President, Opposition Leader likely to meet today

Appointment of GECOM Chair

More than one week after they last met, President David Granger and Opposition Leader Bharrat Jagdeo are likely to meet sometime today to continue discussions on the appointment of a new Guyana Elections Commission (GECOM) Chairperson.
This was revealed by Jagdeo at his weekly press conference on Thursday. In updating the media on the process, he said Director General at the Ministry of the Presidency, Joseph Harmon, contacted him on Wednesday evening.
“I got a call from Harmon saying to me that a meeting is contemplated for some time (Friday) with the President. So that’s where we are in terms of the selection of the Chairman of GECOM. So I’m awaiting confirmation of that meeting,” Jagdeo stated.
Currently, the Opposition Leader is awaiting the President’s feedback on four new names that were presented last Wednesday for consideration.
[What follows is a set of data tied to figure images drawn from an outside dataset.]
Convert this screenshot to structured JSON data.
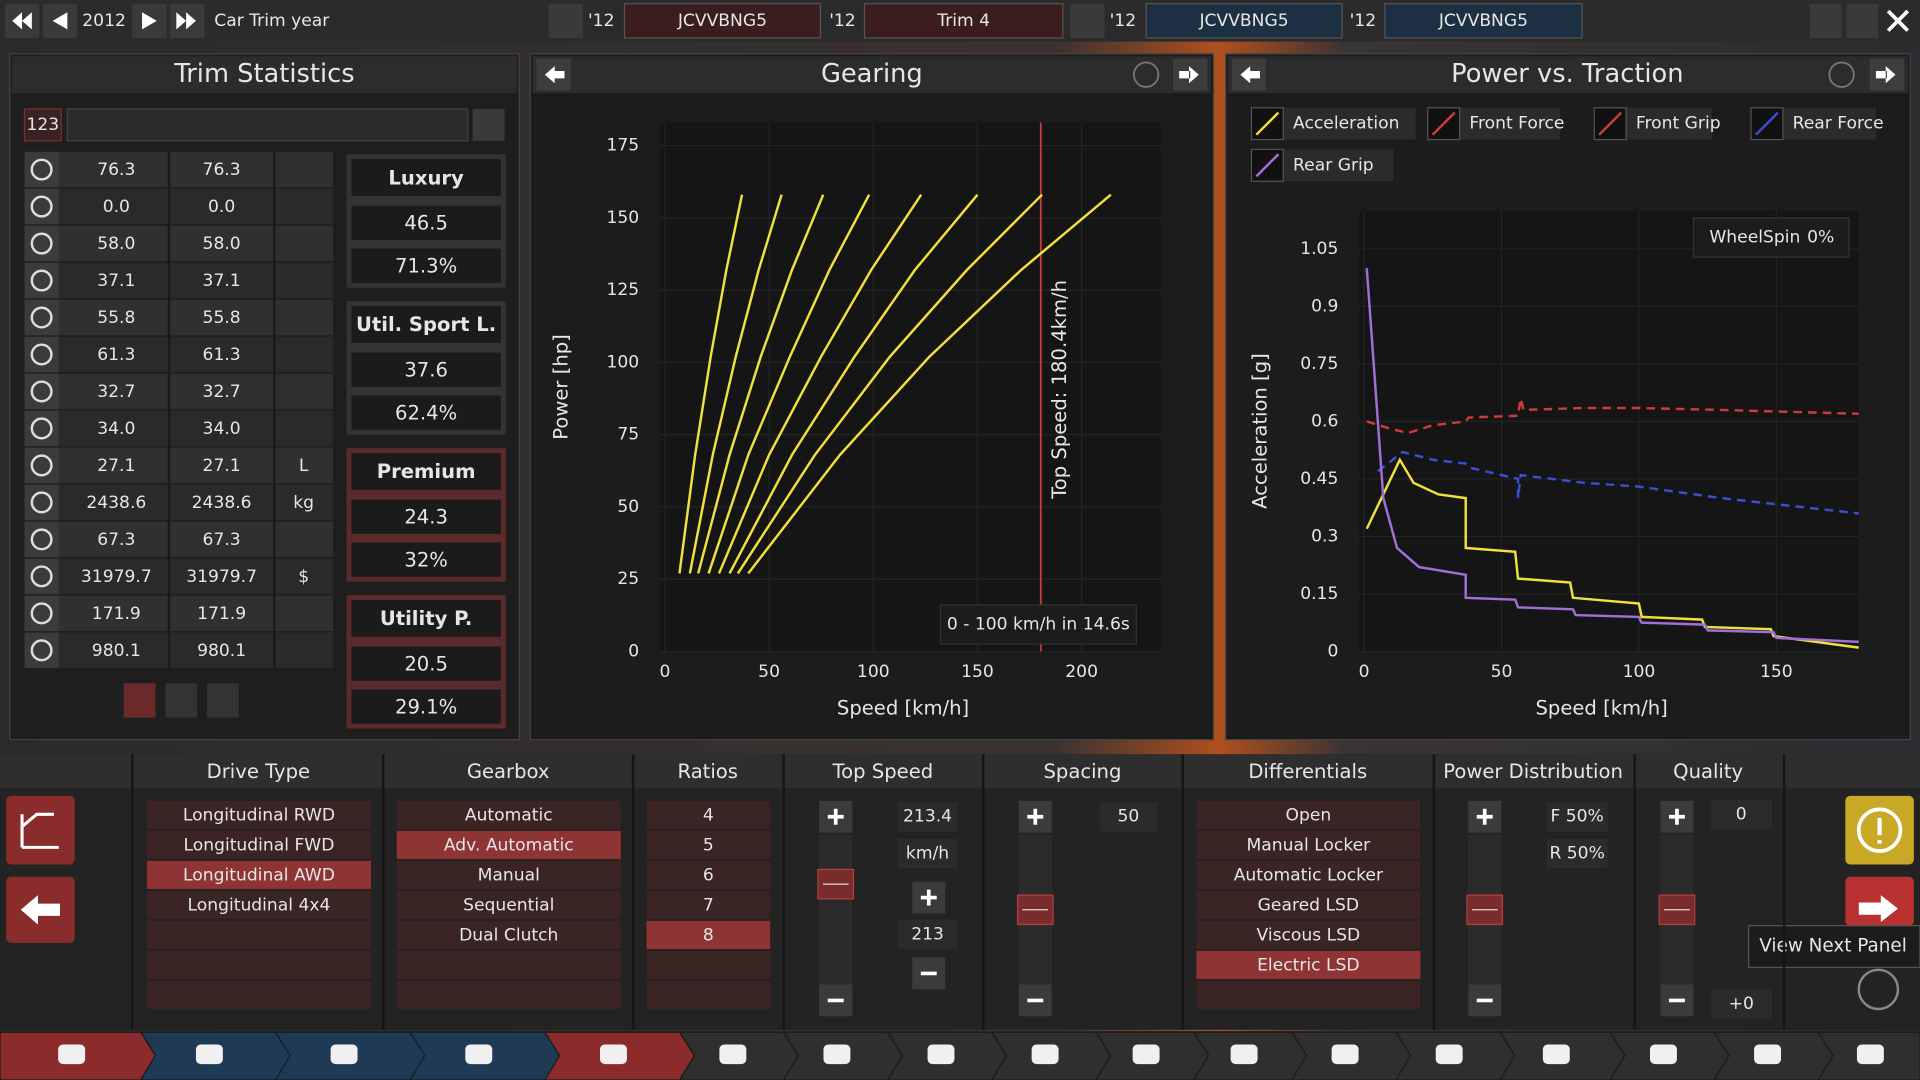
{
  "top_bar": {
    "year": "2012",
    "year_label": "Car Trim year",
    "tabs": [
      {
        "year": "'12",
        "name": "JCVVBNG5"
      },
      {
        "year": "'12",
        "name": "Trim 4"
      },
      {
        "year": "'12",
        "name": "JCVVBNG5"
      },
      {
        "year": "'12",
        "name": "JCVVBNG5"
      }
    ]
  },
  "trim_statistics": {
    "title": "Trim Statistics",
    "search_value": "123",
    "rows": [
      {
        "current": "76.3",
        "compare": "76.3"
      },
      {
        "current": "0.0",
        "compare": "0.0"
      },
      {
        "current": "58.0",
        "compare": "58.0"
      },
      {
        "current": "37.1",
        "compare": "37.1"
      },
      {
        "current": "55.8",
        "compare": "55.8"
      },
      {
        "current": "61.3",
        "compare": "61.3"
      },
      {
        "current": "32.7",
        "compare": "32.7"
      },
      {
        "current": "34.0",
        "compare": "34.0"
      },
      {
        "current": "27.1",
        "compare": "27.1",
        "unit": "L"
      },
      {
        "current": "2438.6",
        "compare": "2438.6",
        "unit": "kg"
      },
      {
        "current": "67.3",
        "compare": "67.3"
      },
      {
        "current": "31979.7",
        "compare": "31979.7",
        "unit": "$"
      },
      {
        "current": "171.9",
        "compare": "171.9"
      },
      {
        "current": "980.1",
        "compare": "980.1"
      }
    ],
    "markets": [
      {
        "name": "Luxury",
        "score": "46.5",
        "percent": "71.3%"
      },
      {
        "name": "Util. Sport L.",
        "score": "37.6",
        "percent": "62.4%"
      },
      {
        "name": "Premium",
        "score": "24.3",
        "percent": "32%"
      },
      {
        "name": "Utility P.",
        "score": "20.5",
        "percent": "29.1%"
      }
    ]
  },
  "chart_data": [
    {
      "type": "line",
      "title": "Gearing",
      "x_label": "Speed [km/h]",
      "y_label": "Power [hp]",
      "xlim": [
        0,
        238
      ],
      "ylim": [
        0,
        183
      ],
      "xticks": [
        0,
        50,
        100,
        150,
        200
      ],
      "yticks": [
        0,
        25,
        50,
        75,
        100,
        125,
        150,
        175
      ],
      "grid": true,
      "series": [
        {
          "color": "#f0e13c",
          "x": [
            7,
            14.5,
            22,
            29.5,
            37
          ],
          "values": [
            27,
            68,
            102,
            132,
            158
          ]
        },
        {
          "color": "#f0e13c",
          "x": [
            12,
            23,
            34,
            45,
            56
          ],
          "values": [
            27,
            68,
            102,
            132,
            158
          ]
        },
        {
          "color": "#f0e13c",
          "x": [
            16,
            31,
            46,
            61,
            76
          ],
          "values": [
            27,
            68,
            102,
            132,
            158
          ]
        },
        {
          "color": "#f0e13c",
          "x": [
            21,
            40,
            60,
            79,
            98
          ],
          "values": [
            27,
            68,
            102,
            132,
            158
          ]
        },
        {
          "color": "#f0e13c",
          "x": [
            26,
            50,
            75,
            99,
            123
          ],
          "values": [
            27,
            68,
            102,
            132,
            158
          ]
        },
        {
          "color": "#f0e13c",
          "x": [
            31,
            61,
            91,
            120,
            150
          ],
          "values": [
            27,
            68,
            102,
            132,
            158
          ]
        },
        {
          "color": "#f0e13c",
          "x": [
            35,
            72,
            108,
            145,
            181
          ],
          "values": [
            27,
            68,
            102,
            132,
            158
          ]
        },
        {
          "color": "#f0e13c",
          "x": [
            40,
            84,
            127,
            171,
            214
          ],
          "values": [
            27,
            68,
            102,
            132,
            158
          ]
        }
      ],
      "top_speed": 180.4,
      "top_speed_color": "#c83a3a",
      "top_speed_label": "Top Speed: 180.4km/h",
      "note": "0 - 100 km/h in 14.6s"
    },
    {
      "type": "line",
      "title": "Power vs. Traction",
      "x_label": "Speed [km/h]",
      "y_label": "Acceleration [g]",
      "xlim": [
        0,
        180
      ],
      "ylim": [
        0,
        1.15
      ],
      "xticks": [
        0,
        50,
        100,
        150
      ],
      "yticks": [
        0,
        0.15,
        0.3,
        0.45,
        0.6,
        0.75,
        0.9,
        1.05
      ],
      "grid": true,
      "legend": "top-left",
      "wheelspin_label": "WheelSpin",
      "wheelspin_value": "0%",
      "series": [
        {
          "name": "Acceleration",
          "color": "#f0e13c",
          "x": [
            1,
            13,
            18,
            27,
            37,
            37,
            55,
            56,
            75,
            76,
            100,
            101,
            123,
            124,
            148,
            149,
            180
          ],
          "values": [
            0.32,
            0.5,
            0.44,
            0.41,
            0.4,
            0.27,
            0.26,
            0.19,
            0.18,
            0.14,
            0.125,
            0.09,
            0.083,
            0.064,
            0.058,
            0.04,
            0.01
          ]
        },
        {
          "name": "Front Force",
          "color": "#d03a3a",
          "dashed": true,
          "x": [
            1,
            10,
            16,
            25,
            37,
            38,
            56,
            57,
            58,
            80,
            100,
            130,
            180
          ],
          "values": [
            0.6,
            0.58,
            0.57,
            0.59,
            0.6,
            0.61,
            0.615,
            0.66,
            0.63,
            0.635,
            0.635,
            0.63,
            0.62
          ]
        },
        {
          "name": "Front Grip",
          "color": "#d03a3a"
        },
        {
          "name": "Rear Force",
          "color": "#3b4fd4",
          "dashed": true,
          "x": [
            5,
            14,
            25,
            37,
            38,
            56,
            56,
            57,
            80,
            100,
            130,
            180
          ],
          "values": [
            0.47,
            0.52,
            0.5,
            0.49,
            0.48,
            0.45,
            0.4,
            0.46,
            0.44,
            0.43,
            0.4,
            0.36
          ]
        },
        {
          "name": "Rear Grip",
          "color": "#a070d8",
          "x": [
            1,
            4,
            7,
            12,
            20,
            37,
            37,
            55,
            56,
            76,
            77,
            100,
            101,
            124,
            125,
            149,
            150,
            180
          ],
          "values": [
            1.0,
            0.7,
            0.4,
            0.27,
            0.22,
            0.2,
            0.14,
            0.135,
            0.115,
            0.11,
            0.095,
            0.09,
            0.075,
            0.07,
            0.055,
            0.05,
            0.035,
            0.025
          ]
        }
      ]
    }
  ],
  "bottom_panel": {
    "drive_type": {
      "title": "Drive Type",
      "options": [
        "Longitudinal RWD",
        "Longitudinal FWD",
        "Longitudinal AWD",
        "Longitudinal 4x4"
      ],
      "selected": 2
    },
    "gearbox": {
      "title": "Gearbox",
      "options": [
        "Automatic",
        "Adv. Automatic",
        "Manual",
        "Sequential",
        "Dual Clutch"
      ],
      "selected": 1
    },
    "ratios": {
      "title": "Ratios",
      "options": [
        "4",
        "5",
        "6",
        "7",
        "8"
      ],
      "selected": 4
    },
    "top_speed": {
      "title": "Top Speed",
      "value": "213.4",
      "unit": "km/h",
      "setting": "213"
    },
    "spacing": {
      "title": "Spacing",
      "value": "50"
    },
    "differentials": {
      "title": "Differentials",
      "options": [
        "Open",
        "Manual Locker",
        "Automatic Locker",
        "Geared LSD",
        "Viscous LSD",
        "Electric LSD"
      ],
      "selected": 5
    },
    "power_distribution": {
      "title": "Power Distribution",
      "front": "F 50%",
      "rear": "R 50%"
    },
    "quality": {
      "title": "Quality",
      "value": "0",
      "delta": "+0"
    }
  },
  "tooltip": "View Next Panel"
}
These additional candidates were handed over during a meeting between representatives selected by the two leaders to “hammer out” a final list of six names.
Already, the President has found four of the Opposition’s candidates “not unacceptable”. This means they will potentially end up on the final list of six nominees to be submitted to the President by the Opposition Leader for the selection of a new GECOM Chair.
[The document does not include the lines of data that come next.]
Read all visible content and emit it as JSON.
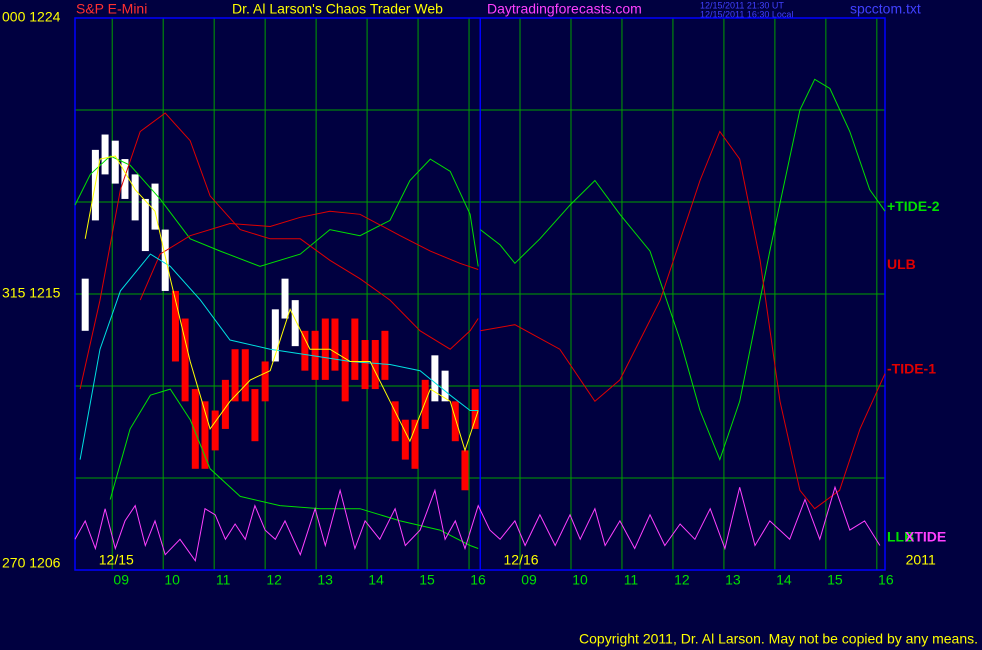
{
  "chart_data": {
    "type": "line",
    "title": "Dr. Al Larson's Chaos Trader Web",
    "instrument": "S&P E-Mini",
    "site": "Daytradingforecasts.com",
    "timestamps": [
      "12/15/2011 21:30 UT",
      "12/15/2011 16:30 Local"
    ],
    "file": "spcctom.txt",
    "copyright": "Copyright 2011, Dr. Al Larson. May not be copied by any means.",
    "xlim": [
      -0.73,
      15.16
    ],
    "ylim": [
      1206,
      1224
    ],
    "xticks": [
      {
        "value": 0,
        "label": "09"
      },
      {
        "value": 1,
        "label": "10"
      },
      {
        "value": 2,
        "label": "11"
      },
      {
        "value": 3,
        "label": "12"
      },
      {
        "value": 4,
        "label": "13"
      },
      {
        "value": 5,
        "label": "14"
      },
      {
        "value": 6,
        "label": "15"
      },
      {
        "value": 7,
        "label": "16"
      },
      {
        "value": 8,
        "label": "09"
      },
      {
        "value": 9,
        "label": "10"
      },
      {
        "value": 10,
        "label": "11"
      },
      {
        "value": 11,
        "label": "12"
      },
      {
        "value": 12,
        "label": "13"
      },
      {
        "value": 13,
        "label": "14"
      },
      {
        "value": 14,
        "label": "15"
      },
      {
        "value": 15,
        "label": "16"
      }
    ],
    "date_ticks": [
      {
        "value": 0.08,
        "label": "12/15"
      },
      {
        "value": 8.02,
        "label": "12/16"
      },
      {
        "value": 15.86,
        "label": "2011"
      }
    ],
    "yticks": [
      {
        "value": 1224,
        "label": "000  1224"
      },
      {
        "value": 1215,
        "label": "315  1215"
      },
      {
        "value": 1206,
        "label": "270  1206"
      }
    ],
    "ygrid": [
      1209,
      1212,
      1218,
      1221
    ],
    "day_break": 7.22,
    "grid": true,
    "grid_color": "#00a000",
    "frame_color": "#0000ff",
    "bars": {
      "x": [
        -0.53,
        -0.33,
        -0.14,
        0.06,
        0.25,
        0.45,
        0.65,
        0.84,
        1.04,
        1.24,
        1.43,
        1.63,
        1.82,
        2.02,
        2.22,
        2.41,
        2.61,
        2.8,
        3.0,
        3.2,
        3.39,
        3.59,
        3.78,
        3.98,
        4.18,
        4.37,
        4.57,
        4.76,
        4.96,
        5.16,
        5.35,
        5.55,
        5.75,
        5.94,
        6.14,
        6.33,
        6.53,
        6.73,
        6.92,
        7.12
      ],
      "high": [
        1215.5,
        1219.7,
        1220.2,
        1220.0,
        1219.4,
        1218.9,
        1218.1,
        1218.6,
        1217.1,
        1215.1,
        1214.2,
        1211.9,
        1211.5,
        1211.2,
        1212.2,
        1213.2,
        1213.2,
        1211.9,
        1212.8,
        1214.5,
        1215.5,
        1214.8,
        1213.8,
        1213.8,
        1214.2,
        1214.2,
        1213.5,
        1214.2,
        1213.5,
        1213.5,
        1213.8,
        1211.5,
        1210.9,
        1210.9,
        1212.2,
        1213.0,
        1212.5,
        1211.5,
        1209.9,
        1211.9
      ],
      "low": [
        1213.8,
        1217.4,
        1218.9,
        1218.6,
        1218.1,
        1217.4,
        1216.4,
        1217.1,
        1215.1,
        1212.8,
        1211.5,
        1209.3,
        1209.3,
        1209.9,
        1210.6,
        1211.5,
        1211.5,
        1210.2,
        1211.5,
        1212.8,
        1214.2,
        1213.3,
        1212.5,
        1212.2,
        1212.2,
        1212.5,
        1211.5,
        1212.2,
        1211.9,
        1211.9,
        1212.2,
        1210.2,
        1209.6,
        1209.3,
        1210.6,
        1211.5,
        1211.5,
        1210.2,
        1208.6,
        1210.6
      ],
      "colors": [
        "#ffffff",
        "#ffffff",
        "#ffffff",
        "#ffffff",
        "#ffffff",
        "#ffffff",
        "#ffffff",
        "#ffffff",
        "#ffffff",
        "#ff0000",
        "#ff0000",
        "#ff0000",
        "#ff0000",
        "#ff0000",
        "#ff0000",
        "#ff0000",
        "#ff0000",
        "#ff0000",
        "#ff0000",
        "#ffffff",
        "#ffffff",
        "#ffffff",
        "#ff0000",
        "#ff0000",
        "#ff0000",
        "#ff0000",
        "#ff0000",
        "#ff0000",
        "#ff0000",
        "#ff0000",
        "#ff0000",
        "#ff0000",
        "#ff0000",
        "#ff0000",
        "#ff0000",
        "#ffffff",
        "#ffffff",
        "#ff0000",
        "#ff0000",
        "#ff0000"
      ]
    },
    "series": [
      {
        "name": "+TIDE-2",
        "color": "#00e000",
        "x": [
          -0.73,
          -0.43,
          -0.04,
          0.35,
          0.94,
          1.53,
          2.12,
          2.9,
          3.69,
          4.27,
          4.86,
          5.45,
          5.84,
          6.24,
          6.63,
          7.02,
          7.18,
          7.2,
          7.22,
          7.61,
          7.9,
          8.39,
          8.98,
          9.47,
          9.96,
          10.55,
          11.14,
          11.53,
          11.92,
          12.31,
          12.9,
          13.49,
          13.78,
          14.08,
          14.47,
          14.86,
          15.16
        ],
        "values": [
          1217.9,
          1218.9,
          1219.5,
          1219.2,
          1218.1,
          1216.8,
          1216.4,
          1215.9,
          1216.3,
          1217.1,
          1216.9,
          1217.4,
          1218.7,
          1219.4,
          1219.0,
          1217.6,
          1215.9,
          null,
          1217.1,
          1216.6,
          1216.0,
          1216.8,
          1217.9,
          1218.7,
          1217.6,
          1216.4,
          1213.5,
          1211.2,
          1209.6,
          1211.5,
          1216.4,
          1221.0,
          1222.0,
          1221.7,
          1220.3,
          1218.4,
          1217.7
        ]
      },
      {
        "name": "ULB",
        "color": "#e00000",
        "x": [
          0.55,
          0.94,
          1.53,
          2.31,
          3.1,
          3.69,
          4.27,
          4.86,
          5.65,
          6.24,
          6.82,
          7.18
        ],
        "values": [
          1214.8,
          1216.3,
          1216.9,
          1217.3,
          1217.2,
          1217.5,
          1217.7,
          1217.6,
          1216.9,
          1216.4,
          1216.0,
          1215.8
        ]
      },
      {
        "name": "-TIDE-1",
        "color": "#e00000",
        "x": [
          -0.63,
          -0.24,
          0.16,
          0.55,
          1.04,
          1.53,
          1.92,
          2.51,
          3.1,
          3.69,
          4.27,
          4.86,
          5.45,
          6.04,
          6.63,
          7.02,
          7.18,
          7.2,
          7.22,
          7.9,
          8.78,
          9.47,
          9.96,
          10.75,
          11.53,
          11.92,
          12.31,
          12.71,
          13.1,
          13.49,
          13.78,
          14.27,
          14.67,
          15.16
        ],
        "values": [
          1211.9,
          1214.8,
          1218.4,
          1220.3,
          1220.9,
          1220.0,
          1218.2,
          1217.1,
          1216.8,
          1216.8,
          1216.1,
          1215.5,
          1214.8,
          1213.8,
          1213.2,
          1213.8,
          1214.2,
          null,
          1213.8,
          1214.0,
          1213.2,
          1211.5,
          1212.2,
          1214.8,
          1218.7,
          1220.3,
          1219.4,
          1216.1,
          1211.5,
          1208.6,
          1208.0,
          1208.6,
          1210.6,
          1212.4
        ]
      },
      {
        "name": "LLB",
        "color": "#00e000",
        "x": [
          -0.04,
          0.35,
          0.75,
          1.14,
          1.53,
          1.92,
          2.51,
          3.29,
          4.08,
          4.86,
          5.65,
          6.43,
          7.02,
          7.18
        ],
        "values": [
          1208.3,
          1210.6,
          1211.7,
          1211.9,
          1210.9,
          1209.3,
          1208.4,
          1208.1,
          1208.0,
          1208.0,
          1207.6,
          1207.3,
          1206.8,
          1206.7
        ]
      },
      {
        "name": "XTIDE",
        "color": "#ff40ff",
        "x": [
          -0.73,
          -0.53,
          -0.33,
          -0.14,
          0.06,
          0.25,
          0.45,
          0.65,
          0.84,
          1.04,
          1.33,
          1.63,
          1.82,
          2.02,
          2.22,
          2.41,
          2.61,
          2.8,
          3.0,
          3.2,
          3.39,
          3.69,
          3.98,
          4.18,
          4.47,
          4.76,
          4.96,
          5.25,
          5.55,
          5.75,
          6.04,
          6.33,
          6.53,
          6.73,
          6.92,
          7.18,
          7.41,
          7.61,
          7.9,
          8.1,
          8.39,
          8.69,
          8.98,
          9.18,
          9.47,
          9.67,
          9.96,
          10.25,
          10.55,
          10.84,
          11.14,
          11.43,
          11.73,
          12.02,
          12.31,
          12.61,
          12.9,
          13.29,
          13.59,
          13.88,
          14.18,
          14.47,
          14.76,
          15.06
        ],
        "values": [
          1207.0,
          1207.6,
          1206.7,
          1208.0,
          1206.7,
          1207.6,
          1208.1,
          1206.8,
          1207.6,
          1206.5,
          1207.0,
          1206.3,
          1208.0,
          1207.8,
          1207.0,
          1207.5,
          1207.0,
          1208.1,
          1207.3,
          1207.0,
          1207.6,
          1206.5,
          1208.0,
          1206.8,
          1208.6,
          1206.7,
          1207.6,
          1207.0,
          1208.0,
          1206.8,
          1207.3,
          1208.6,
          1207.0,
          1207.6,
          1206.7,
          1208.1,
          1207.3,
          1207.0,
          1207.6,
          1206.8,
          1207.8,
          1206.8,
          1207.8,
          1207.0,
          1208.0,
          1206.8,
          1207.6,
          1206.7,
          1207.8,
          1206.8,
          1207.5,
          1207.0,
          1208.0,
          1206.7,
          1208.7,
          1206.8,
          1207.6,
          1207.0,
          1208.3,
          1207.0,
          1208.7,
          1207.3,
          1207.6,
          1206.8
        ]
      },
      {
        "color": "#00e0e0",
        "x": [
          -0.63,
          -0.24,
          0.16,
          0.75,
          1.14,
          1.73,
          2.31,
          3.1,
          3.88,
          4.67,
          5.45,
          6.04,
          6.63,
          7.02,
          7.18
        ],
        "values": [
          1209.6,
          1213.2,
          1215.1,
          1216.3,
          1215.9,
          1214.8,
          1213.5,
          1213.2,
          1213.0,
          1212.8,
          1212.7,
          1212.5,
          1211.7,
          1211.2,
          1211.2
        ]
      },
      {
        "color": "#ffff00",
        "x": [
          -0.53,
          -0.24,
          0.06,
          0.45,
          0.84,
          1.14,
          1.53,
          1.92,
          2.31,
          2.71,
          3.1,
          3.49,
          3.88,
          4.27,
          4.67,
          5.06,
          5.45,
          5.84,
          6.24,
          6.63,
          6.92,
          7.18
        ],
        "values": [
          1216.8,
          1219.4,
          1219.5,
          1218.4,
          1217.7,
          1215.5,
          1212.8,
          1210.6,
          1211.5,
          1212.2,
          1212.5,
          1214.5,
          1213.2,
          1213.2,
          1212.8,
          1212.8,
          1211.5,
          1210.2,
          1211.9,
          1211.5,
          1209.9,
          1211.2
        ]
      }
    ]
  }
}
While those final four names were not disclosed, Guyana Times understands that Conflict Resolution Specialist Lawrence Latchmansingh is among those whom the Head of State found acceptable.
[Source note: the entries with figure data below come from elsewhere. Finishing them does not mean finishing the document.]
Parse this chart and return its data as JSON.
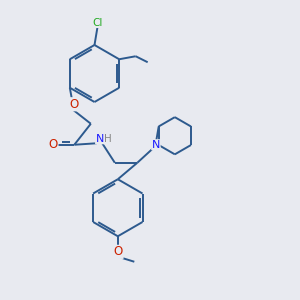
{
  "bg_color": "#e8eaf0",
  "bond_color": "#2d5a8e",
  "atom_colors": {
    "O": "#cc2200",
    "N": "#1a1aff",
    "Cl": "#22aa22",
    "H": "#888888"
  },
  "lw": 1.4,
  "dbo": 0.08
}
Initially, the Opposition Leader had presented 11 names to be “hammered out” by a working group comprising of representatives from both Government and the Opposition. These nominees were among the 18 rejected back in 2017 by President Granger, who had gone ahead and unilaterally appointed retired Justice James Patterson as the GECOM Chair.
However, the Caribbean Court of Justice (CCJ) on June 18, 2019, had ruled that Justice Patterson’s appointment was flawed and unconstitutional. Days later, he stepped down opening up the process for a new chairman to be appointed.
As such, the regional Court had urged that there be consensus between the two leaders in this process, resulting in the establishment of the working group. However, during a series of meetings earlier this month, the President’s representatives shortlisted only five of the Opposition’s 11 nominees.
This resulted in a breakdown in those talks and the process was then referred back to the two political leaders, who met last Tuesday and agreed to continue the hammering out process with a smaller team.
That team met on Wednesday, during which the four additional names were tabled. These new candidates are not among those 18 previously rejected by the Head of State.
Additionally, the Opposition, at the meeting, indicated that the President’s two suggestions for the GECOM post, Attorney Kesaundra Alves and Justice Claudette La Bennet, did not find favour with the Opposition Leader.
The two sides were supposed to meet the following day but that meeting is yet to happen.
Nevertheless with two more spots available, the Opposition has indicated their willing to continue the hammering out process until there are six names all acceptable by the Head of State.
Moreover, Harmon on Wednesday also reaffirmed that talks between the two sides have not been discontinued by the Government or that the Opposition was disengaged.
He was at the time responding to an earlier statement from PPP Executive Member Gail Teixeira, who complained that no engagements were held between the two sides since last Wednesday.
Teixeira accused the caretaker coalition Government of acting in bad faith given the importance of the appointment of a new GECOM Chair in the current circumstances when early elections are constitutionally due on or before September 18, 2019. She noted that the President seems to be dragging his feet on the matter.
However, the Head of State, in a televised programme last week, said he foresees a gridlock in the ongoing hammering out process if the Opposition does not accept that he has to be a part of the informal stage.
“It is a recipe for gridlock. The important thing which the CCJ aimed at is to ensure consensualism, that is to say, there must be a spirit of compromise. There must be acceptance of the role of the President in hammering out the list and similarly, we are to aim – both sides – at having a list of candidates were are not unacceptable to the President. Unless we accept that principle we will end up in gridlock and that is what we’re heading for if the Opposition continues to deny the President a role in hammering out that list,” President Granger insisted.
However, the People’s Progressive Party (PPP) is a subsequent statement rejected this position of the President, reminding that even he had admitted after his first meeting with Jagdeo that he cannot make recommendations to himself.